Abella agony auntYou need some wholesome distractions because things like this fester when you have too much time on your hands.

Distractions or projects are something new that you focus on to learn that are outside your usual sphere.

#Think new skills - learn how to make, fire and glaze clay pots / how to paint pictures with water colors / how to dye plain silk and make it into scarves that you can sell to make you some money

#Think new activities - cycling with a group of people who cycle regularly, go swimming, get a Zumba or exercise DVD for home , get a Wii and play with your friends

#Think hobbies: learn how to make jewellery - maybe earings? Sell them on etsy.com

#think of something that you think might be interesting - start a Blog on blogspot.com about a student but do not use a real picture of you nor your name. Keep it interesting but do not reveal where you live nor any identifying information

#think of something that brings you into contact with new GOOD people where you can contribute something - so offer to take local dogs for walks in the park at the weekend when the owners prefer to sleep in - and get paid for it

#set a goal to save enough money to purchase your car outright for cash from your savings.

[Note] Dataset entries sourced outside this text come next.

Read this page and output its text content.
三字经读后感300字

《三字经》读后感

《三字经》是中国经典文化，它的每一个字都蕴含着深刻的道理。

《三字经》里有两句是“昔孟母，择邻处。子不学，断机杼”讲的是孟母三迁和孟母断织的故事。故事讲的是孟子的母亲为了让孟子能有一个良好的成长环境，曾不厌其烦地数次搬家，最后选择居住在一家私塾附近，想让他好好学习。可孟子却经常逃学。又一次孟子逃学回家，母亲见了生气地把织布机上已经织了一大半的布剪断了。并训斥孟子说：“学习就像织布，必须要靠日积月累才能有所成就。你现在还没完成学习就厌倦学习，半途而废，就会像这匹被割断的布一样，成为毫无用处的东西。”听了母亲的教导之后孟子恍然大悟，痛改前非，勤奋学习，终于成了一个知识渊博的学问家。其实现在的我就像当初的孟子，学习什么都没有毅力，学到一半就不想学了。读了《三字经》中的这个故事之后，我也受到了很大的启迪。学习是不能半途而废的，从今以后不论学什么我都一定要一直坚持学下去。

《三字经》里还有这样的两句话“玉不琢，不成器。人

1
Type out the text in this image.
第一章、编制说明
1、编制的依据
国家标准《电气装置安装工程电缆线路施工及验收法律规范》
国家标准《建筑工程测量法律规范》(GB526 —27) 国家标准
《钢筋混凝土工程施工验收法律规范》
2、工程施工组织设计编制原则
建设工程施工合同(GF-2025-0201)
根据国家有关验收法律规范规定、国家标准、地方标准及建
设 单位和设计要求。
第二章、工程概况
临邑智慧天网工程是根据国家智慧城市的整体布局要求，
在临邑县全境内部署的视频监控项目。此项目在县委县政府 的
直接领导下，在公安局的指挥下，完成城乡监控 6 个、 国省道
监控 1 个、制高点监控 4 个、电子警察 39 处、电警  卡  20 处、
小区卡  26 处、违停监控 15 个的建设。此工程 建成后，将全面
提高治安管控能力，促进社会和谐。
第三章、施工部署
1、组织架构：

#read some books you would not normally read

#join a group that volunteers in the community and offer to help in a volunteer program

#join a group to learn public speaking as that too can help lift your confidence in yourself

Fortunately you know you do not need to complicate your life with anything to do with your physics teacher nor any other teacher for that matter.

But sometimes we just need another voice supporting that any thing unprofessional between ourselves and our teacher is just not on.

Just choose a couple of things from the list above. Distract yourself by throwing yourself into the new activities. Pretty soom you teachers will find that your interest waned while there was no one to feed the crush addiction.